Photo By: Brian Patrick Flynn

Dishwasher Instillation

When remodeling a kitchen to include a central island, allow enough width between the island and fully opened dishwasher doors. Since most dishwasher doors stand 30 inches tall, leave an opening at least 36 inches wide to account for the opened door and extra space to maneuver around.

Photo By: Brian Patrick Flynn

Carrera Marble Countertops

Marble countertops are classic and timeless, but are not ideal for homes with children prone to spilling, since they stain easily. If considering marble, keep in mind that this material is more delicate than options such as granite or quartz. If you do choose marble countertops, a finished edge can easily give them modern or traditional flair. Homeowners interested in traditional styling should consider a beveled or ogee edge, while a relaxed edge is ideal for modernists.
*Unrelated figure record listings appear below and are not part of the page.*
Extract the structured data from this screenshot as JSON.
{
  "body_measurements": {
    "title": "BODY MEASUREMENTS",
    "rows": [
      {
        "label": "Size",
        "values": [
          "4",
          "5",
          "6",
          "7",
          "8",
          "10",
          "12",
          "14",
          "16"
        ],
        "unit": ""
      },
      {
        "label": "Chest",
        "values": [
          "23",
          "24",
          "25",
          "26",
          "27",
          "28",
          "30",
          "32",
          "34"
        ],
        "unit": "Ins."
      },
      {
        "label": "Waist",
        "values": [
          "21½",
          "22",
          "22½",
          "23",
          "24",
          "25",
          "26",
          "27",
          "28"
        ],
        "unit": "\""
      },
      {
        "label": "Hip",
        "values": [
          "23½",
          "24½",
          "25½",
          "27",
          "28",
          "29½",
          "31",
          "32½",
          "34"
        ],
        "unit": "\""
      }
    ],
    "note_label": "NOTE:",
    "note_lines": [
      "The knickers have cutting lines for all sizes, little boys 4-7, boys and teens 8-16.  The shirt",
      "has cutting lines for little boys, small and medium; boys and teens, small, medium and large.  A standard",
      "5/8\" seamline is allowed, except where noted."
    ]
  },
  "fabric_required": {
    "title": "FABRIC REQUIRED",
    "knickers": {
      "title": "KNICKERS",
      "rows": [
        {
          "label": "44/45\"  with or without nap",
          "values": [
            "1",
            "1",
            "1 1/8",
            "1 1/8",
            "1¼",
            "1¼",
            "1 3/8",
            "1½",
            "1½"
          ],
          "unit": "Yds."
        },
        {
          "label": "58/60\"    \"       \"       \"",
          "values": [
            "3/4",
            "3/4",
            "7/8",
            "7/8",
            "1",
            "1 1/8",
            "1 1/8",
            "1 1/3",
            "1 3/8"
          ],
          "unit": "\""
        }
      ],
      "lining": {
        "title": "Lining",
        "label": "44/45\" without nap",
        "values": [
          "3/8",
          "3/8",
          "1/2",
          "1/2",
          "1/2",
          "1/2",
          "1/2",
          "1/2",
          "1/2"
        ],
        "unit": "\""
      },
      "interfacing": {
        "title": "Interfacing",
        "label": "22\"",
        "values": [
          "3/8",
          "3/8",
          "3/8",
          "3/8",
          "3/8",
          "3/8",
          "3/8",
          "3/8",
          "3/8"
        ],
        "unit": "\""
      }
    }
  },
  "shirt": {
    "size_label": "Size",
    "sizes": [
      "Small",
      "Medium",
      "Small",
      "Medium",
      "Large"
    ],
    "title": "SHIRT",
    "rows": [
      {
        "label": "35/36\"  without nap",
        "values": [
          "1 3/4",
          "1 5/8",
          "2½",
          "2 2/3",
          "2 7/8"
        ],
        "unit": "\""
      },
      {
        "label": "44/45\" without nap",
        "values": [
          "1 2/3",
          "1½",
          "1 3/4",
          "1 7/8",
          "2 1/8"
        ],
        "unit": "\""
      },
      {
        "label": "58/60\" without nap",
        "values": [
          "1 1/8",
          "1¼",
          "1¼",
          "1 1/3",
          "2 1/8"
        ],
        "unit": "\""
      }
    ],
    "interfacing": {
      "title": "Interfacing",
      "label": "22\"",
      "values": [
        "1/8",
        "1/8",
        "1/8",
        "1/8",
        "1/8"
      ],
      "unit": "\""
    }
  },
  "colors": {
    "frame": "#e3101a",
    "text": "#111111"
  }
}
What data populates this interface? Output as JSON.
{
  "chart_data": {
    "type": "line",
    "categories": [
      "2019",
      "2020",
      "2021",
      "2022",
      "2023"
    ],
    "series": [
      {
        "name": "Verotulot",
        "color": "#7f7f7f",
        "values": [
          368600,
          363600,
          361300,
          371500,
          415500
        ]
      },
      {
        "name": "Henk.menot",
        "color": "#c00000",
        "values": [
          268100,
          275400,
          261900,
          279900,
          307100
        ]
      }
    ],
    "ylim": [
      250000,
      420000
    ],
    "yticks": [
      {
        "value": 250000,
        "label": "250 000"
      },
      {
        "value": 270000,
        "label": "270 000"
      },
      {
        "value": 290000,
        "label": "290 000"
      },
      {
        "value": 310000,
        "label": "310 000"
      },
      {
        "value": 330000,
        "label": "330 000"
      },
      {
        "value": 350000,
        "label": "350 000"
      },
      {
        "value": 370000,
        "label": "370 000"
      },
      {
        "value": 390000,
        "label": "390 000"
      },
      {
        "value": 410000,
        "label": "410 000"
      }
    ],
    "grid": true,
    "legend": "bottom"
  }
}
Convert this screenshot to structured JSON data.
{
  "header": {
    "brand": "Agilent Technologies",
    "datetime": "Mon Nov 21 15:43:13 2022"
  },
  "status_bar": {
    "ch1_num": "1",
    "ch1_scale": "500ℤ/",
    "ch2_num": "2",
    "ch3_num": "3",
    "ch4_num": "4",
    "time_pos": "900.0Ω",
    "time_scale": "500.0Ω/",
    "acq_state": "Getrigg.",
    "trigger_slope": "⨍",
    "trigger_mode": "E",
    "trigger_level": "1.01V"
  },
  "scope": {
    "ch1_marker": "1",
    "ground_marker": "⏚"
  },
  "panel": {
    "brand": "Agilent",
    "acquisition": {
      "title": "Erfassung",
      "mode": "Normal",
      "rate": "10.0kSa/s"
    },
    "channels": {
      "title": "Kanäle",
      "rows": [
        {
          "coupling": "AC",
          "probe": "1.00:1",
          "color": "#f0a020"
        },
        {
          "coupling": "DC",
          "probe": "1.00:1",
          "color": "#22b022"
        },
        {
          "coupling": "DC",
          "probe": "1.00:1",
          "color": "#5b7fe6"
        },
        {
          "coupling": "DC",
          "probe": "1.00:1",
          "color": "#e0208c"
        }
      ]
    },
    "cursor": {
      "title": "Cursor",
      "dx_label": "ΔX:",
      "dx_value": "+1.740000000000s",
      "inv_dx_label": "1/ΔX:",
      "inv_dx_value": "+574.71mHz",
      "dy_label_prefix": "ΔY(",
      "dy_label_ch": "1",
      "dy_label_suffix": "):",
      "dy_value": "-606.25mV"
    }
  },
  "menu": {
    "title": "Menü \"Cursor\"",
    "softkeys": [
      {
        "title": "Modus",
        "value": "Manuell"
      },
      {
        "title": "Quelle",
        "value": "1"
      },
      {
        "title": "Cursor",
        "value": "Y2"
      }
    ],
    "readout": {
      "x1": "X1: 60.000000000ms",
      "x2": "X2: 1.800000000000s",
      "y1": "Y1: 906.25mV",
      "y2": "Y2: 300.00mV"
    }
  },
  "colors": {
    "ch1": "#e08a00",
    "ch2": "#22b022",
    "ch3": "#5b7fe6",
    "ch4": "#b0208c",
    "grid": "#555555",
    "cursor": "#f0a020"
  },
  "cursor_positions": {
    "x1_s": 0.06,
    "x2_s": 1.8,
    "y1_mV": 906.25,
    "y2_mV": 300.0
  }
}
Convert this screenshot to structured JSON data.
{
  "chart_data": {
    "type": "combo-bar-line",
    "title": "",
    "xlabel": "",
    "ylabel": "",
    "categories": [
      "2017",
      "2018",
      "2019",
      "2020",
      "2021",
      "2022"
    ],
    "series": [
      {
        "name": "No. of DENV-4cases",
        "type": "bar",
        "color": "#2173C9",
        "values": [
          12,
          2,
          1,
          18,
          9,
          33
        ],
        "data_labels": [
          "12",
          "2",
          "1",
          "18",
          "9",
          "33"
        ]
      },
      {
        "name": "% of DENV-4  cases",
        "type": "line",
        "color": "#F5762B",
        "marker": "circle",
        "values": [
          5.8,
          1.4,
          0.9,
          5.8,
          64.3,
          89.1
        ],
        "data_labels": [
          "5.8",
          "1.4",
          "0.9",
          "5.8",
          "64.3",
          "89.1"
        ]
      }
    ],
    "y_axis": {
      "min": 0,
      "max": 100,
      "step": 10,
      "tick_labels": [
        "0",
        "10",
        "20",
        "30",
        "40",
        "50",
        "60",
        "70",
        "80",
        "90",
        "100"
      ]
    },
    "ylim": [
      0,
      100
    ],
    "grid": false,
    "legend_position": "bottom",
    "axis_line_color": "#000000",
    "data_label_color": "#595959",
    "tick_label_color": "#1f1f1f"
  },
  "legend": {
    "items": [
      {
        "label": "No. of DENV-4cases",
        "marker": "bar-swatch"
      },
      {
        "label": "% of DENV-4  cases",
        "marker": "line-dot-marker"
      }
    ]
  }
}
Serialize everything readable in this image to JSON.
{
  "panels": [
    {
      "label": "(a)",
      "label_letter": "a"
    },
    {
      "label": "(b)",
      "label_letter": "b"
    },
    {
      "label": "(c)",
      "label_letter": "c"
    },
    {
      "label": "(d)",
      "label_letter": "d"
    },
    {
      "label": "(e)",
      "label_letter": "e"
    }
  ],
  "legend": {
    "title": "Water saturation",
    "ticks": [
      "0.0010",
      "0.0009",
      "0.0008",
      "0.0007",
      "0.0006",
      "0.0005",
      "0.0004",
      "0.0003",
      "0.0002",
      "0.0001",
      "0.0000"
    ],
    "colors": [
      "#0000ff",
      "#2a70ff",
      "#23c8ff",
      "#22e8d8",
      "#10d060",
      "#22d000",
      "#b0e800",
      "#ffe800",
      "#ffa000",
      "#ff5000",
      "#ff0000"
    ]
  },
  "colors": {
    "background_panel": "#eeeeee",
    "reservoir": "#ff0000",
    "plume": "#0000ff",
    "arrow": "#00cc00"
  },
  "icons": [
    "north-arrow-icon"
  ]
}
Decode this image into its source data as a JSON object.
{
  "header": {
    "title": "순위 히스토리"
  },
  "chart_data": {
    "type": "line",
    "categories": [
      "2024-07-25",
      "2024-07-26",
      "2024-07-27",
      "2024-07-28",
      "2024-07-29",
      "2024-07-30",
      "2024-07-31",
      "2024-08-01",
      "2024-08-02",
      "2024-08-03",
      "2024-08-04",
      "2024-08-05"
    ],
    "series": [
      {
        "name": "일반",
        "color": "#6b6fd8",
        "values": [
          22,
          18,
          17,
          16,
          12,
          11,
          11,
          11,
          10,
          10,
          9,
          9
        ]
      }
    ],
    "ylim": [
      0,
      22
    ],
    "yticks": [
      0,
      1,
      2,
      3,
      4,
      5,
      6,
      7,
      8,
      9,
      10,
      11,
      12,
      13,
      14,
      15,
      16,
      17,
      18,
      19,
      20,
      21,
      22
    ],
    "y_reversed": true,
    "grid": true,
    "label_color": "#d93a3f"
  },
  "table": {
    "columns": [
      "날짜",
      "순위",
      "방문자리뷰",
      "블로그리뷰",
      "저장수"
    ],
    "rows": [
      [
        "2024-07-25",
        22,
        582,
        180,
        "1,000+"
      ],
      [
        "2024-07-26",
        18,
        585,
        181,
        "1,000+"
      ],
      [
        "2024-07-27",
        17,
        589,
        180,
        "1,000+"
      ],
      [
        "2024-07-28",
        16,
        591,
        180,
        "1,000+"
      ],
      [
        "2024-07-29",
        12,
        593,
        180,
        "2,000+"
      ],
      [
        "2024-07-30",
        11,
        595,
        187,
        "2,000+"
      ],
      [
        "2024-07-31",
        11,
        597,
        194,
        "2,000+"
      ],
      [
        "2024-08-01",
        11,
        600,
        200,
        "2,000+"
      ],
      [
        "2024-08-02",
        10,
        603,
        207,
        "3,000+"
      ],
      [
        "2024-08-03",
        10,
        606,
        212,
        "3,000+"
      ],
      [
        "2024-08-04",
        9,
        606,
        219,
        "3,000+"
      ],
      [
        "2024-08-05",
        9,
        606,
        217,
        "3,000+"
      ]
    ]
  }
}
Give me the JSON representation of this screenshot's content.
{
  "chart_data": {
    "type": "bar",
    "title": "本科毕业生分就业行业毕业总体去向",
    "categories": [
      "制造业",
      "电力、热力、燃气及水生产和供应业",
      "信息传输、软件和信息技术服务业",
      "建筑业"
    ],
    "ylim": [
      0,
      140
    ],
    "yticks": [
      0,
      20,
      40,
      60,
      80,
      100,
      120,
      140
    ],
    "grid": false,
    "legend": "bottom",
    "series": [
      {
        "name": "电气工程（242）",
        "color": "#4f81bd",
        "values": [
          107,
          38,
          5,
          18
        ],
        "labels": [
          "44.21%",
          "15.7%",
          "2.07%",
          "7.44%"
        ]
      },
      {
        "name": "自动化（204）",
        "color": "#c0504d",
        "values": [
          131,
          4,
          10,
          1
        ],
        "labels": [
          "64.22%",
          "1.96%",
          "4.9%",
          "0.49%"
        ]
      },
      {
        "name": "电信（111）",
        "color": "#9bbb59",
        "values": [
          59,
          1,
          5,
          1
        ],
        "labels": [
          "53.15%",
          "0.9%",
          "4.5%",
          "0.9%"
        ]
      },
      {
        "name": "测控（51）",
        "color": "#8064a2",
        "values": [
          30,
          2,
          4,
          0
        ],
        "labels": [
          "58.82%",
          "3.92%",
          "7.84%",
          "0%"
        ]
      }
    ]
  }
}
Photo By: Brian Patrick Flynn

Cohesive Backsplash

The average height for a kitchen backsplash is between 15 and 24 inches; however, a backsplash that terminates only 2 feet above a countertop can make walls appear choppy, resulting in a busy look. An excellent alternative is counter-to-ceiling installation. The result is striking, high-end and creates a much more cohesive design.

Photo By: Brian Patrick Flynn

Simple Stools

Since the custom kitchen island was designed to be the main focal point, it was important to choose barstools that wouldn't compete with its graphic, architectural style. Keeping that in mind, a pair of black wooden barstools with a woven lattice detail was selected to pick up the black accents in the backsplash and window treatments.

Photo By: Brian Patrick Flynn

When choosing a modern kitchen island, it is important to consider the overall feel of the kitchen. If your kitchen has dark wood cabinets and marble countertops, then you may want to choose a kitchen island that is made from stainless steel and neutral-toned cabinets. If you are pairing the kitchen island with bar stools, then seating made with mesh metal backs or simple spill-resistant material would complete the look.

Other modern kitchen islands include designs made with bright, bold colors, such as metal cabinetry that is painted fire-engine red or a sunny yellow and topped with a simple white countertop. Repurposed items also work well in contemporary kitchens. Consider using an old desk or set of filing cabinets to add a unique spin to your modern kitchen island. Simply secure a solid surface to the top of a repurposed item, and turn drawers or cabinets into storage spots for kitchen items.

The modern kitchen island often includes features that suit this particular style of kitchen, like a flat cooktop or a designated food preparation area.